Lui, devait bien avoir 75 ans. Il portait une casquette d’où débordait une couronne de cheveux blancs soyeux. Il se penchait, ramassant de-ci de-là des champignons que je ne connaissais pas, que je n’aurais même pas osé toucher et dont j’ignorais tout y compris le nom.
Elle, se tenait à ses côtés. Une dame du même âge. Elle portait un foulard qui ramenait ses cheveux blancs vers l’arrière, dégageant sa figure marquée par des rides d’expression lesquelles accentuaient l’éclat de son sourire et la vivacité de son regard. Un visage exempt de Botox et épargné par les injections d’agents de remplissage. Une femme d’une grande beauté.
En vérité, ils formaient un très beau couple.
Et là, me montrant leur récolte, un Opinel à la main, les mains calleuses, les ongles terreux – de cette terre qui nous fait toutes ces offrandes dont nous n’avons même pas conscience, l’homme me dit :
Voici des bolets, et des pieds-de-mouton et des chanterelles.
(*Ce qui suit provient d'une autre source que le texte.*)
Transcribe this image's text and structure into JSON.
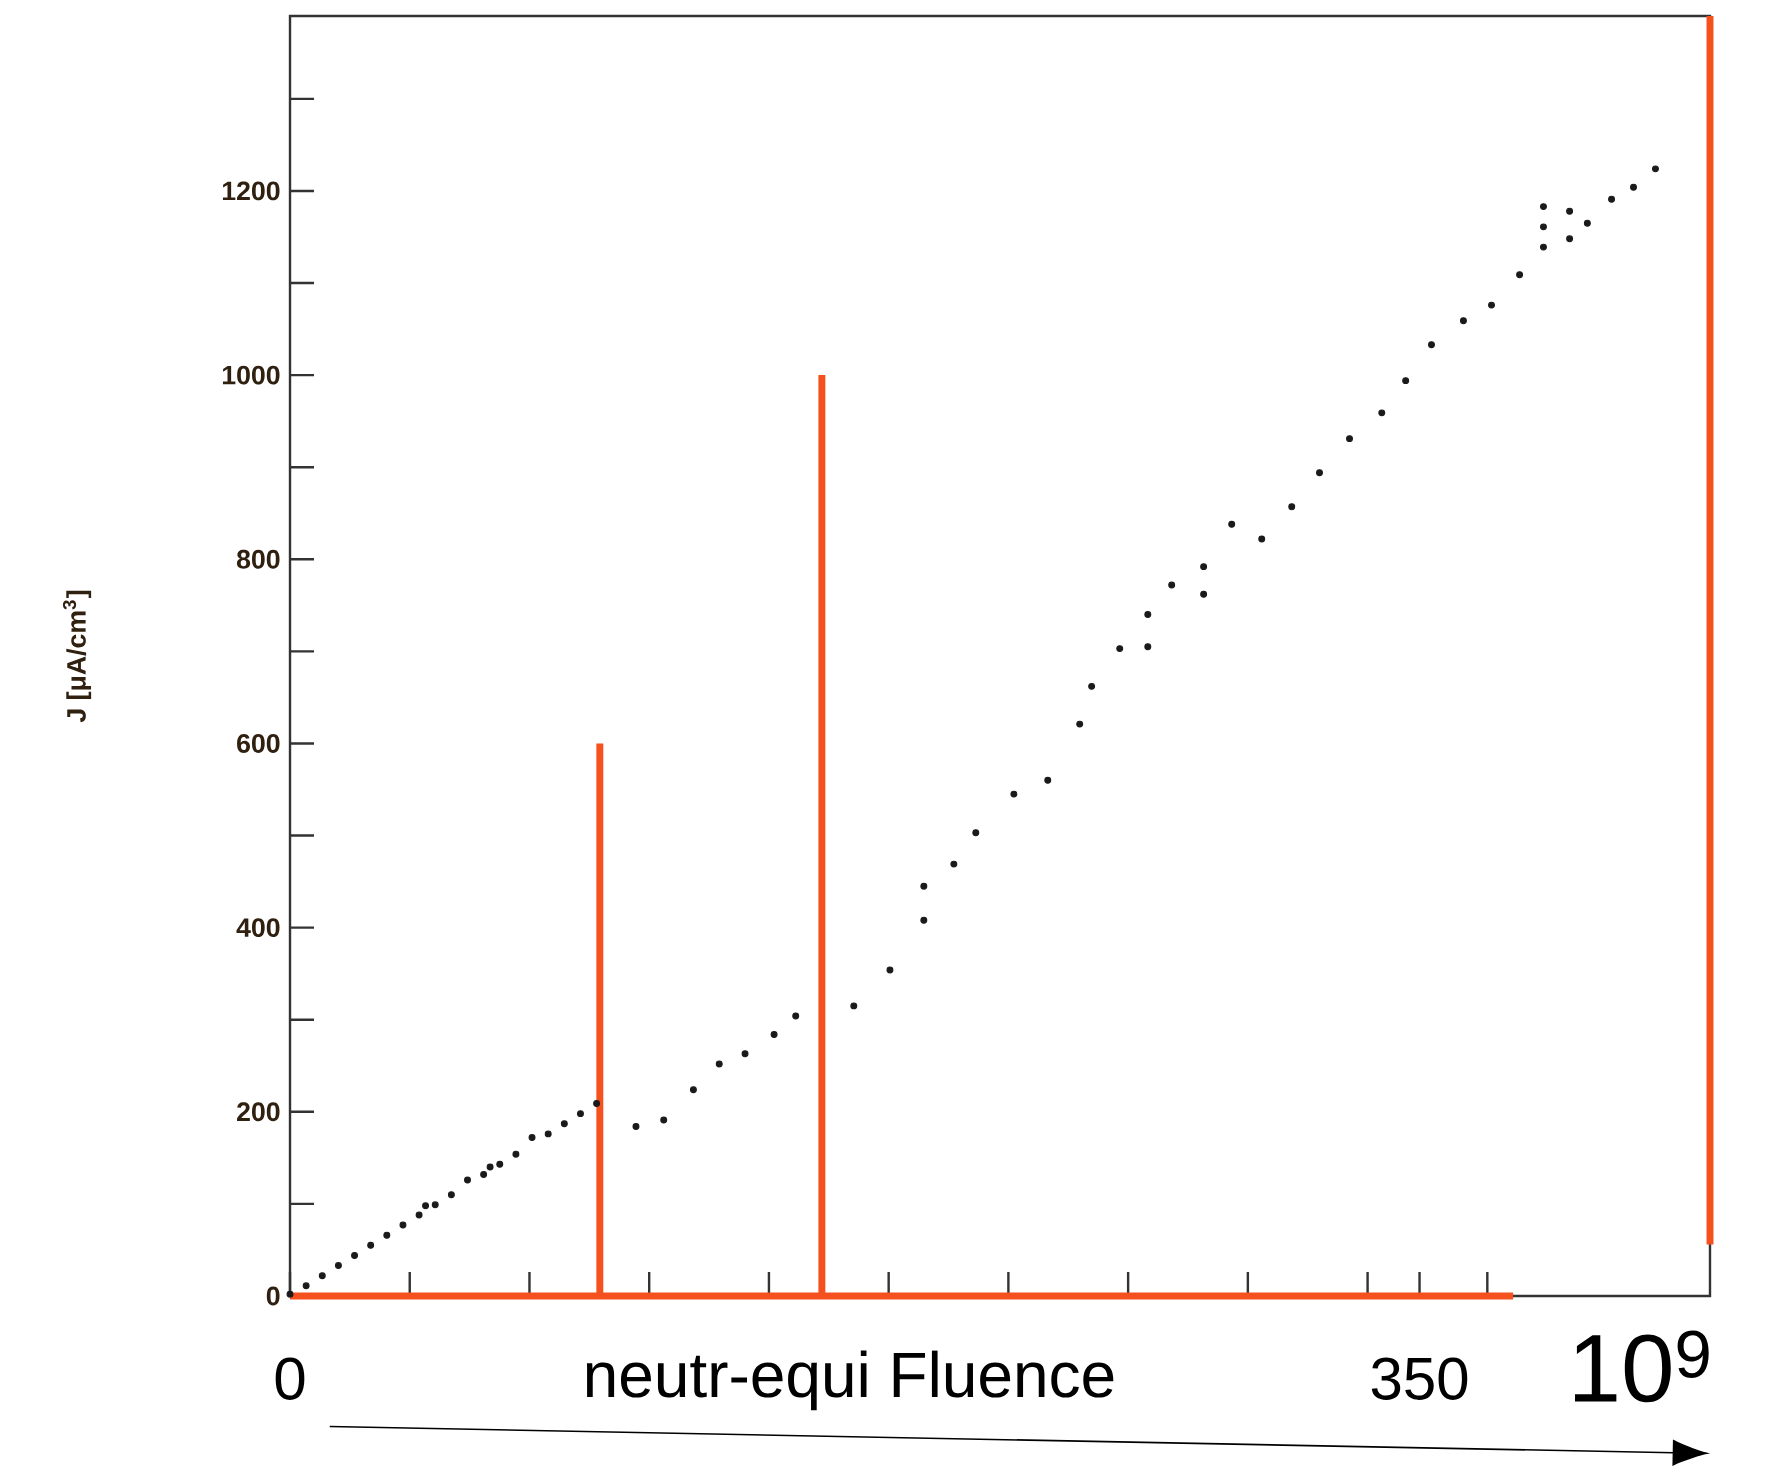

Voyez celui-ci, il est passé date. Remarquez comme sa couronne est noircie. Il est préférable de le laisser là afin qu’il puisse disséminer ses spores. Méfiez-vous aussi de ceux qui ont des lamelles sous la corolle, certains sont toxiques. Recherchez plutôt ceux qui ont de la mousse, comme celui-ci.
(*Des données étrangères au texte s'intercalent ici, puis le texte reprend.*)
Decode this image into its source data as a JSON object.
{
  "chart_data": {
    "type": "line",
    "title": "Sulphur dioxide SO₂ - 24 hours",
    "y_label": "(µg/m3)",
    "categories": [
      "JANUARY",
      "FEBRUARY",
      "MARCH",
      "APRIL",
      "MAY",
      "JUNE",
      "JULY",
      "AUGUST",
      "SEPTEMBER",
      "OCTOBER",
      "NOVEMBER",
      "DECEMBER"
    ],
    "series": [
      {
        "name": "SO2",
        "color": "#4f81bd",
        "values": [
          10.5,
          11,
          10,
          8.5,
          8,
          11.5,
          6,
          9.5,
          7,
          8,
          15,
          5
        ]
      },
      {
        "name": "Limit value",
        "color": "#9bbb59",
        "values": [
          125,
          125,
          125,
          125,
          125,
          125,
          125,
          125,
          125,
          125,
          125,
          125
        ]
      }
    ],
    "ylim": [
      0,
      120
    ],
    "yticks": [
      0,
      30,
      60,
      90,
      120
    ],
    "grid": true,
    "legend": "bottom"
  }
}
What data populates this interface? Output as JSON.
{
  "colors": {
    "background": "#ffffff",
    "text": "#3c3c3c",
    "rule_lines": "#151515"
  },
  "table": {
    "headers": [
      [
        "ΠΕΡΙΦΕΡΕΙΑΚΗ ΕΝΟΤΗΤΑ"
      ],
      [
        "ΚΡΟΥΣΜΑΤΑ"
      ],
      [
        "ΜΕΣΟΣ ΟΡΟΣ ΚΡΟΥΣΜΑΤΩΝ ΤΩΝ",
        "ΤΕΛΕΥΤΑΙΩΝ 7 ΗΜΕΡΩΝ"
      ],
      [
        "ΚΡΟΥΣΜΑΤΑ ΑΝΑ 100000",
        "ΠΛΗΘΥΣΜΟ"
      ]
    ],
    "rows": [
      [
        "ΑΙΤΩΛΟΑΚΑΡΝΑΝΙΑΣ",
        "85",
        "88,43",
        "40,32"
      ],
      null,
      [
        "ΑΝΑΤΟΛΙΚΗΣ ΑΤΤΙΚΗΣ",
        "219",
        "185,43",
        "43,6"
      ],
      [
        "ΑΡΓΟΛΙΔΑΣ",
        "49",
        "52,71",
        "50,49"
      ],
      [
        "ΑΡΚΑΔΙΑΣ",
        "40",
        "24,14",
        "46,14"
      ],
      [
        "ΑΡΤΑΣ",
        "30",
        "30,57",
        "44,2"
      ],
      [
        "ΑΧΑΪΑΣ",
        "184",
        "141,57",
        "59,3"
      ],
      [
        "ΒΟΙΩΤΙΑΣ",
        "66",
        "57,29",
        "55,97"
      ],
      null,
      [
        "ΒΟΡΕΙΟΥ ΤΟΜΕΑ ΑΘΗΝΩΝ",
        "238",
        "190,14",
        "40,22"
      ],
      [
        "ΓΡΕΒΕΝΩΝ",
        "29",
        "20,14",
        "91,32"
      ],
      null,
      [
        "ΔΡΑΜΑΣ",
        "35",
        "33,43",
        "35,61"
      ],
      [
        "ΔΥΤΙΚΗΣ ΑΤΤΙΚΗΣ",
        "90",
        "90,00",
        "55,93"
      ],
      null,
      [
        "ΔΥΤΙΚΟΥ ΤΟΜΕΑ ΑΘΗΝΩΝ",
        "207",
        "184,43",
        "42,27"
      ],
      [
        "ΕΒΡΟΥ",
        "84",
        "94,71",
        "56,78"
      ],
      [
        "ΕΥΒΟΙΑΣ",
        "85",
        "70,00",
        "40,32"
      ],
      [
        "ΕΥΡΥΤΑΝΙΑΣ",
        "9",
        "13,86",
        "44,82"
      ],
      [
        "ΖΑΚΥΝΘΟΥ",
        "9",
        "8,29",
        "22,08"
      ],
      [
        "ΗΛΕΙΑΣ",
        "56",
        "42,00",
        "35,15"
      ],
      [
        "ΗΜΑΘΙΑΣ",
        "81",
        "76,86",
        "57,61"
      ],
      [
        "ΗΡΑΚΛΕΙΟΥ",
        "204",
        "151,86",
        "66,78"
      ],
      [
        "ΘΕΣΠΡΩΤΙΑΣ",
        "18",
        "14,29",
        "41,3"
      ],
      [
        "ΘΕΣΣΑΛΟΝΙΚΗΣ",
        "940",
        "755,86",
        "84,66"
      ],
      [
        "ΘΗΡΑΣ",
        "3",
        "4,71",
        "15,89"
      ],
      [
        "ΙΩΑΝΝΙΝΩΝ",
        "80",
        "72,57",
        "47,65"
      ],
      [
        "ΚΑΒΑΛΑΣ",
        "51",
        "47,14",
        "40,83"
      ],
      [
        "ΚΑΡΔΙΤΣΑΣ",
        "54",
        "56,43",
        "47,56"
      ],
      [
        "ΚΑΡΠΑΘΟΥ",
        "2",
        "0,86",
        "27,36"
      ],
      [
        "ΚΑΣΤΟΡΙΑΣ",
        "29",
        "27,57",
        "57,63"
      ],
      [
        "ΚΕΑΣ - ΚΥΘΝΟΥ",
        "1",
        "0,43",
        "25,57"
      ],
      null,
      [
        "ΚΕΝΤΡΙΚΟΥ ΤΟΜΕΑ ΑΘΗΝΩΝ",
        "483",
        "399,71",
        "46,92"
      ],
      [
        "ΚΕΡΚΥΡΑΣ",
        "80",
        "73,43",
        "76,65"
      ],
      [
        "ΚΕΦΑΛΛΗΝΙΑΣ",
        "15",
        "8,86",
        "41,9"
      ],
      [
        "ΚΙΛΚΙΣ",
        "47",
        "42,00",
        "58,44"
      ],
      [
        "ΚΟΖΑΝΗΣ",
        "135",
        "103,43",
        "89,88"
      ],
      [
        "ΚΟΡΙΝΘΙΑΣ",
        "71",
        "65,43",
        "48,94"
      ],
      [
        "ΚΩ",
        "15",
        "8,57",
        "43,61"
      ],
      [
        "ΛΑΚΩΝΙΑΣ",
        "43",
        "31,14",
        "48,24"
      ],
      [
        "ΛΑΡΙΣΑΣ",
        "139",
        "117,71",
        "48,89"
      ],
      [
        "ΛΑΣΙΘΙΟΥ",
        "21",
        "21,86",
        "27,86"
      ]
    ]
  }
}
Et que ferez-vous de tous ces champignons ? Une soupe, peut-être ?
Non, nous allons nous faire une omelette.
Et les voilà, tout sourire, visiblement heureux, résolument complices, continuant leur petit bonhomme de chemin.
C’est bizarre, Doc, mais sur le moment, j’ai eu comme l’impression d’avoir rencontré le bonheur. Évidemment, il se peut que je me trompe. Il se peut que je mélange tout : l’ivresse du moment, le délice de l’échange, la magnificence des lieux. Il se peut que je confonde la beauté, l’amour et la passion avec le bonheur. Mais sur le coup, je vous assure, je suis certain de l’avoir vu en eux, là devant moi.
Et puis, je l’ai laissé passer. Et j’en suis content.
Car c’est peut-être ça, le secret du bonheur : le reconnaître, l’apprivoiser, l’écouter, le toucher, le humer puis le laisser voguer, à sa guise, sans jamais chercher à l’emprisonner. Et n’en garder que le souvenir. Précieux souvenir.
Docteur, vous pensez toujours que j’ai un trouble bipolaire?